Thursday, July 20, 2017

Are we in a Big Data hype bubble?

Who are you going to believe? Newsweek or your own lying eyes?

Based on past experience, an industry or economic trend becomes a market bubble when the media offers up credulous stories based on their sources in the stock hyping business. Said stories, to the reader willing to look around, seem to conflict with observed reality and direct experience.

Reminder: Bubbles always depend on ignoring Conquest's Law #1:

Everyone is conservative about what he knows best
I'm beginning to wonder if Big Data hype is now at the bubble stage. This realization came while reading this piece in Newsweek:

The quote that broght me up short:

Data make a company’s machine-learning software get smarter so that the company can better serve customers and vacuum up more market share. Think of Amazon’s recommendation engine.
Now, Keven Maney may be right about many things. Apple may be headed for a fall. Amazon may be a master at using data to drive profits. (Or maybe not.)

But what I know to be categorically false from personal experience is that Amazon, Netflix, etc. are using data to improve their recommendations and "better serve their customers."

As long-time Amazon customer I've found their recommendations to be less useful and less accurate over the past several years.

Netflix is even worse.

So put me in the skeptical camp when it comes to Big Data.

1 comment:

Doubting Richard said...

You are right about Amazon. I love reading, almost never read anything except on Kindle, yet it takes me at least 30 minutes to find a new book I want to read when I have finished my latest book or series. They are not the worst though.
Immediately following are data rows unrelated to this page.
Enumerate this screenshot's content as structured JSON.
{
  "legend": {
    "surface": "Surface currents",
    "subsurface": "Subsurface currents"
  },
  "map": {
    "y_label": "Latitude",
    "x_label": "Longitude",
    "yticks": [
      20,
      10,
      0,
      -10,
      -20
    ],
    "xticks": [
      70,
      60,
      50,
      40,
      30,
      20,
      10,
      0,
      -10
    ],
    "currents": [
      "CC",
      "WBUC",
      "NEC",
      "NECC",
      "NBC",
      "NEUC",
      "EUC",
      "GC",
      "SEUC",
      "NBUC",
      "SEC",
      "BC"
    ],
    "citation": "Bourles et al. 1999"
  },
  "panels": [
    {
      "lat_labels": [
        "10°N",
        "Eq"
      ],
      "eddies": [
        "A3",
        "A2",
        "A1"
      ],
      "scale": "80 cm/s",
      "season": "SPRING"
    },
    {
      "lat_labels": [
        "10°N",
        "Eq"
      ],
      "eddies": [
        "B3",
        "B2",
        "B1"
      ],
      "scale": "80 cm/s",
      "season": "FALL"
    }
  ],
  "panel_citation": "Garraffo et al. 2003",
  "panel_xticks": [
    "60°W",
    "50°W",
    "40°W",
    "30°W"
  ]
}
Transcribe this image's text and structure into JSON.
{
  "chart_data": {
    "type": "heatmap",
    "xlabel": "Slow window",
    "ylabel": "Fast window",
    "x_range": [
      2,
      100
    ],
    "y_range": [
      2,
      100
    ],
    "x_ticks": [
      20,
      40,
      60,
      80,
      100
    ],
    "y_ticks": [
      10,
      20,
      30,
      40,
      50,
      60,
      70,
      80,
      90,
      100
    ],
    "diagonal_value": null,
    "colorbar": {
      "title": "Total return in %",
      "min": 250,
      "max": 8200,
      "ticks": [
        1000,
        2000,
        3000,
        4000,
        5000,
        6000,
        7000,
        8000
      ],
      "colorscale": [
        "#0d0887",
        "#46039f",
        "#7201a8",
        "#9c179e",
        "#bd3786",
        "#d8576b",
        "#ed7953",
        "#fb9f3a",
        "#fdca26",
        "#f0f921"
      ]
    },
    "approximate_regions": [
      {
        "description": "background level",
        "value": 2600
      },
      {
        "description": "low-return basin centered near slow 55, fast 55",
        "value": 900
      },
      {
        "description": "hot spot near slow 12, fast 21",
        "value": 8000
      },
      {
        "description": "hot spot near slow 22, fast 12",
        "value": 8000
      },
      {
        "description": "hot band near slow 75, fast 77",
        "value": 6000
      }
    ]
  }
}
The worst is YouTube, owned by the one company that should know a lot about us. The video recommendations are either simply the latest plus a random few old ones from a subset of my subscriptions or videos I've already watched. No apparent curating whatever. They cannot even use the information they collect to exclude the videos I've already seen, or put them in a separate "watch again" category. I don't know what these companies do with the information, but it is not personalise recommendations.